Ultimamente c’era una frase che gli girava in testa, ritornando con regolarità a infestargli i pensieri. Doveva averla letta in un libro di Rosie e diceva che sai di essere innamorato quando non vuoi addormentarti, perché la realtà è migliore dei tuoi sogni. [3] Fu esattamente a questo ciò a cui pensò, ore più tardi, intanto che sedevano entrambi di fronte al camino. Il calore del fuoco accarezzava entrambi, mentre un aroma di tè e cannella li addolciva i sensi. Stretto tra le sue braccia, Sherlock si rese conto che nessuna fantasia avrebbe mai potuto essere tanto precisa. Non voleva più dormire perché questa nuova realtà che lui e John stavano condividendo era tanto bella da togliergli il fiato. Di tanto in tanto si baciavano, spesso tacevano oppure parlavano della giornata. Loro, stesi di fronte al camino scoppiettante, ogni tanto si baciavano, spesso al contrario si zittivano. Lui gli aveva raccontato di qualche paziente all’ambulatorio, altre volte invece avevano rivangato i vecchi tempi, ricordando dei casi più stravaganti. Arricciando i piedi nudi e mugolando appena, Sherlock si lasciò andare a un sospiro soddisfatto. Sentiva come una sorta di leggerezza allo stomaco, aveva la testa rischiarata e viveva nella piacevole sensazione di poter tacere senza sentirsi addosso il peso di un silenzio ingombrante. Era davvero felicità, quella e toccarla era molto meglio che dedurla o ancora analizzarla da una piastra di petri. Proprio allora, John si mosse appena alle sue spalle.
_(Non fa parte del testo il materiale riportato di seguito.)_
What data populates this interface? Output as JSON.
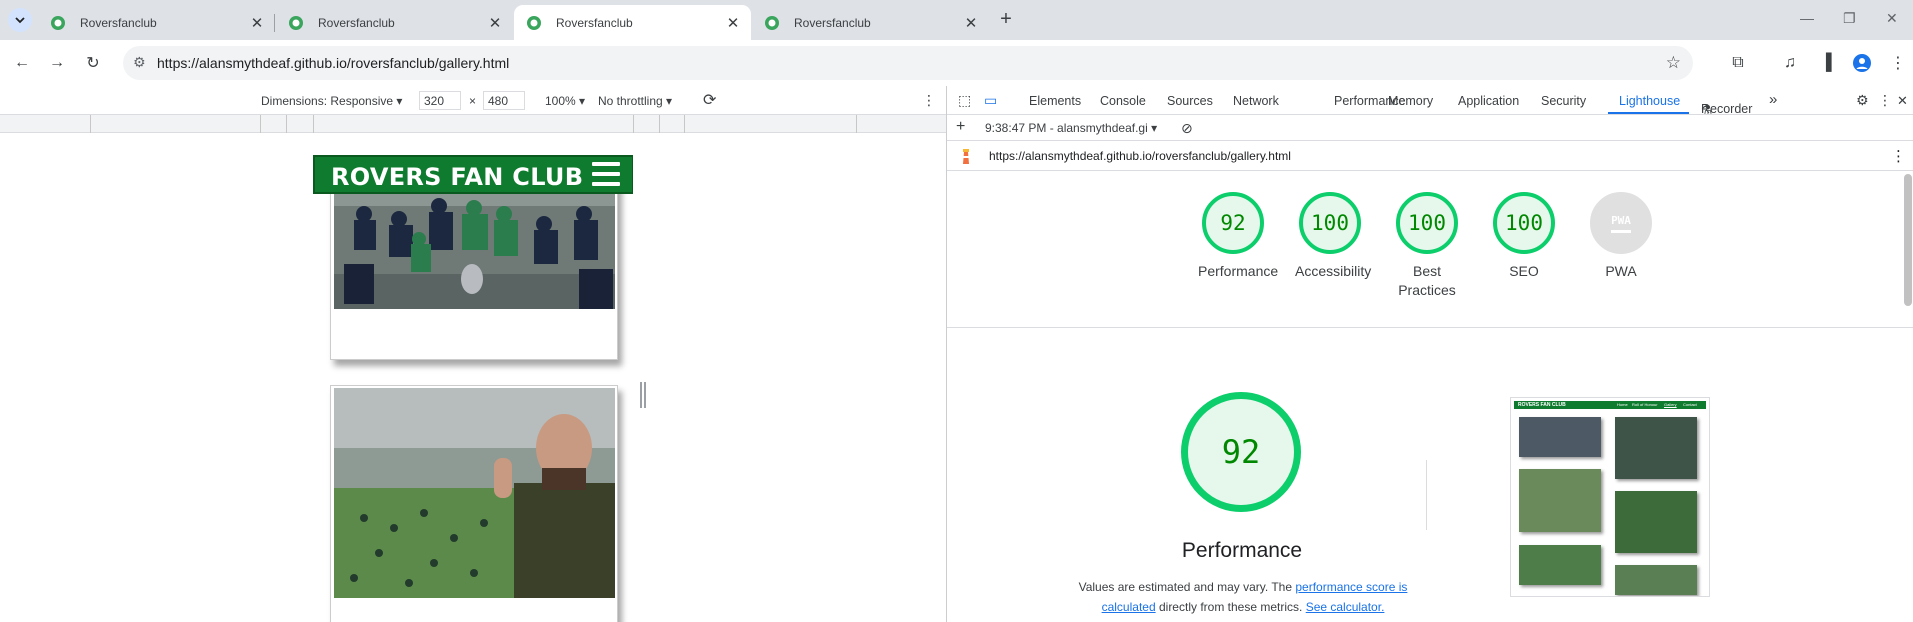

Sino ad allora lo aveva stretto per la vita, di tanto in tanto invece le dita gli avevano sfiorato il petto, ora rovistava nei suoi capelli.
«Hai qualcosa d’incastrato nei ricci» se ne uscì, prendendo a trafficare con una o due ciocche, che tirò delicatamente. «Sembra una foglia, come cavolo avrà fatto a sopravvivere allo shampoo?» chiese, parlando più che altro con se stesso, prima di mostrargliela. Era rinsecchita e minuscola, rossiccia nei colori, ma con delle sferzate d’arancione sparse qua e là. Sherlock, prendendola tra le dita con reverenziale attenzione, si ritrovò poi a ridere, lasciandosi cadere all’indietro.
«Sai» mormorò, ancora ottenebrato dal proprio divertimento, intanto che lo sguardo di John si faceva confuso «credo che l’autunno si sia innamorato di me!»
«Mh, come non capirlo!» E dopo averlo mormorato sulle sue labbra, John lo trascinò in un ennesimo bacio. Era davvero così, l’autunno si era innamorato di Sherlock Holmes, ma invece che costringerlo a vivere un’esistenza in solitudine, immerso nei propri pensieri su una panchina di Hyde Park, gli aveva permesso di crogiolarsi davanti al fuoco di un camino, con tè e miele sulla lingua, stretto tra le braccia del suo dottore. L’autunno li aveva fatti innamorare entrambi, comprese, lasciando cadere a terra la fogliolina rinsecchita. Fuori, intanto, la tempesta aveva smesso d’imperversare. Il cielo era tornato sereno sopra Baker Street.
 





Fine




 
 

[1] Dall’entrata di Hyde Park che si apre su Bayswater Road si possono raggiungere i cosiddetti Italian Gardens. Sono caratterizzati da una serie di fontane molto suggestive, panchine e grandi viali.
[2] Consultando questo articolo ho trovato non solo questa particolare marca di Whisky, ma questo mi ha fatta propendere per la dicitura di Whisky e non Whiskey.
[3] La citazione che ho utilizzato come prompt è stata già proposta a inizio storia, in una forma più riassuntiva, in questa scena torna al completo. Dr Seuss è uno scrittore che ha prodotto anche libri per bambini, ho ipotizzato che Sherlock potesse averla letta in un libro di Rosie.



Note: Ho scritto questa storia per un contest e ancora mi sembra un miracolo l’idea di averla ideata, scritta, portata avanti e persino finita. Non per la complessità dello scritto in sé, che è comunque corposo, quanto perché è la storia più lunga e articolata che io abbia mai scritto appositamente per un contest. So che siamo fuori stagione, ma mi affascinava l’idea di collocare questa storia in autunno e di rendere la stagione pienamente protagonista delle vicende di Sherlock e John, al punto che l’autunno stesso s’innamora di Sherlock Holmes. Questa era la parte che più mi aveva affascinata, lo confesso.
Spero che sia piaciuta a voi così come è piaciuto a me scriverla. Ringrazio Inzaghina.Efp per aver indetto questo bellissimo contest e avermi dato l’opportunità di scrivere questa storia.
Grazie a chiunque sia giunto sin qui.